Erbpacht (Erbbaurecht modern)
Kurzdefinition
Erbpacht (Erbbaurecht) ist das Recht, auf dem Grundstück eines anderen für einen längeren Zeitraum (oft 99 Jahre) ein Gebäude zu errichten und zu nutzen, gegen Zahlung eines jährlichen Erbbauzinses.
Was bedeutet Erbpacht?
Beim Erbbaurecht kauft man nicht das Grundstück selbst, sondern nur das Recht, auf dem Grundstück zu bauen und zu wohnen. Der Grundstückeigentümer (oft eine Stadt oder Stiftung) behält das Grundeigentum, der Erbbauberechtigte erhält aber alle Rechte und Pflichten bezüglich des Gebäudes. Der Erbbauzins ist eine jährliche Gebühr, die der Erbbauberechtigte an den Grundstückeigentümer zahlt.

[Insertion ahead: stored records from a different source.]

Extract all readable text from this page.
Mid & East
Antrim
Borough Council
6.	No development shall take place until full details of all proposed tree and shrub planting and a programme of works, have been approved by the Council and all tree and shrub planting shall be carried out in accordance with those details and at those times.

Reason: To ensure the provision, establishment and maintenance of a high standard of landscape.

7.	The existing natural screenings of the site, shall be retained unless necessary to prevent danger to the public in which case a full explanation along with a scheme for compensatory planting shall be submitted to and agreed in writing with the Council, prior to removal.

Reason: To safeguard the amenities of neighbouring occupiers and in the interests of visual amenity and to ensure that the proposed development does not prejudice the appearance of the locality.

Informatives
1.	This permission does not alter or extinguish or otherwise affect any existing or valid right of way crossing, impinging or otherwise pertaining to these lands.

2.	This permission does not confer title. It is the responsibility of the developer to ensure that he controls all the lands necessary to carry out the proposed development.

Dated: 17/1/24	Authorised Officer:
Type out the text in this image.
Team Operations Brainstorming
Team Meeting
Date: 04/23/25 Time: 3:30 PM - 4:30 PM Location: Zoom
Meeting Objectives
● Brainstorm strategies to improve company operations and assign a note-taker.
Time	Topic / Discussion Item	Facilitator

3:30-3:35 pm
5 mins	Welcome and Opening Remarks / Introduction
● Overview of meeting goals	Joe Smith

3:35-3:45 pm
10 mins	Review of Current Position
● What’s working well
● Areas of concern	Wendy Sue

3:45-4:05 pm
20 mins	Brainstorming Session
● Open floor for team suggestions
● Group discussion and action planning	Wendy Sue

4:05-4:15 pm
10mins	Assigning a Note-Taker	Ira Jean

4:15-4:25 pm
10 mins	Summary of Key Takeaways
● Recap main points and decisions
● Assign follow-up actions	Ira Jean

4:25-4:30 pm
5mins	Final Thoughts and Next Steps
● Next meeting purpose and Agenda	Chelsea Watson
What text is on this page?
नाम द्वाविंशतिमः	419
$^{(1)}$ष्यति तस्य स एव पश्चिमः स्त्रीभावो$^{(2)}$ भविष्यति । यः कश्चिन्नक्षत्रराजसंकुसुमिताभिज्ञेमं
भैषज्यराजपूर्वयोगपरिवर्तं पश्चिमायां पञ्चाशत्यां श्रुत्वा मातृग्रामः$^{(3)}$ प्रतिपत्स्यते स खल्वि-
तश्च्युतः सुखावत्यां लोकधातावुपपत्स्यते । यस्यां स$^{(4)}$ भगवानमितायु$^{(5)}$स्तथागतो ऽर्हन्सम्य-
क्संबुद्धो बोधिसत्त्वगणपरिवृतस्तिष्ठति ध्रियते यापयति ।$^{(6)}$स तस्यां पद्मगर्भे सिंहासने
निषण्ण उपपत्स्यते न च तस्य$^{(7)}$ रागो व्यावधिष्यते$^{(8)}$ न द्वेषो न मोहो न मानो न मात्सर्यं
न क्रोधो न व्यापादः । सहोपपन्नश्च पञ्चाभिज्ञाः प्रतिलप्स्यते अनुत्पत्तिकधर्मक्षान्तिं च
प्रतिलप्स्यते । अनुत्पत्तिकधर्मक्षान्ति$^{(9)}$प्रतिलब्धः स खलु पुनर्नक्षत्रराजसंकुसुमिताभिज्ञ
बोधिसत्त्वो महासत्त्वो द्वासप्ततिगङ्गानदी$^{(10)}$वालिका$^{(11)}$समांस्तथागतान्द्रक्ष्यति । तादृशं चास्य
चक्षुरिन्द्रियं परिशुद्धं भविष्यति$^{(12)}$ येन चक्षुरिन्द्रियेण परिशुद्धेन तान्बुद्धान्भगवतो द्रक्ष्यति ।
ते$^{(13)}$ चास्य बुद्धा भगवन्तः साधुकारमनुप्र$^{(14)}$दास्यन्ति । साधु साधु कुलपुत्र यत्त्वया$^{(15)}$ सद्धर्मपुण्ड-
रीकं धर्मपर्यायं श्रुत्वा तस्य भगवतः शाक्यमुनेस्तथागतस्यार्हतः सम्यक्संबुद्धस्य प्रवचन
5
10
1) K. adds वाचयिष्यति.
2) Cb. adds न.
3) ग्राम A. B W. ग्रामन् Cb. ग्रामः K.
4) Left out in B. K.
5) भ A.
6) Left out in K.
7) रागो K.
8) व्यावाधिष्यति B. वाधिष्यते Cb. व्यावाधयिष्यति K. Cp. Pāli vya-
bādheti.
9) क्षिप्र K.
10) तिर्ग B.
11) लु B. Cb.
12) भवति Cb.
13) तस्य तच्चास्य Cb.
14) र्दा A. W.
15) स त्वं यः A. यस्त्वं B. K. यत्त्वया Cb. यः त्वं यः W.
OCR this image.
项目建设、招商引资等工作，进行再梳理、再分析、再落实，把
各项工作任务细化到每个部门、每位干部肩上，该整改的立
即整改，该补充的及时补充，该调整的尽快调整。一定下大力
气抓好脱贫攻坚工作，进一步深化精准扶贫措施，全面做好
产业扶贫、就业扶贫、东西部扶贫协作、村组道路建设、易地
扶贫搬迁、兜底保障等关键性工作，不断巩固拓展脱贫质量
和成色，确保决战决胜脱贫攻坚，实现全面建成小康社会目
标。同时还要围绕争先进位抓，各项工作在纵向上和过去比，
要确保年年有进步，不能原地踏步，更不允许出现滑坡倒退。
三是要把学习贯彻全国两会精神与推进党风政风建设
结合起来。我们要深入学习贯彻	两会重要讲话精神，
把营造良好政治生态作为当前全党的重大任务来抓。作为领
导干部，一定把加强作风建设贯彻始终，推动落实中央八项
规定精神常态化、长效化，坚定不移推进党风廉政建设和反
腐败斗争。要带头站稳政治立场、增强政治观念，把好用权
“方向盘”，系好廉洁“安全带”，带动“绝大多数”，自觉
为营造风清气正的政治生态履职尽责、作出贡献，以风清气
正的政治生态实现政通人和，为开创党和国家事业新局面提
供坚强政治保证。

Das Erbbaurecht ist typischerweise auf 99 Jahre befristet, kann aber auch für kürzere oder längere Zeiträume gewährt werden. Das Erbbaurecht ist ein eigenständiges Vermögensrecht und kann vererbt, verkauft oder belastet werden.
Warum ist das wichtig für Immobilienbesitzer?
Erbbaurechte bieten oft eine günstige Alternative zum Grundstückskauf. Sie sind besonders interessant in teuren Gegenden, wo der Grundstückspreis erheblich ist. Ein Erbbaurecht kann deutlich günstiger sein als ein Grundstückskauf. Allerdings muss man beachten, dass das Recht begrenzt ist und mit dem Ablauf des Erbbaurechts wieder an den Grundstücksbesitzer zurückfällt.
Erbpacht in der Praxis
Ein Paar möchte ein Haus in München bauen, aber der Grundstückspreis ist prohibitiv teuer. Sie finden ein Grundstück mit Erbbaurecht für 80 Jahre von der Stadt. Der Kaufpreis für das Erbbaurecht ist etwa 40 Prozent des Preises eines normalen Grundstücks. Sie zahlen zusätzlich einen jährlichen Erbbauzins von beispielsweise 2.000 Euro. Dies ist für sie die einzige Möglichkeit, ein eigenes Haus zu bauen.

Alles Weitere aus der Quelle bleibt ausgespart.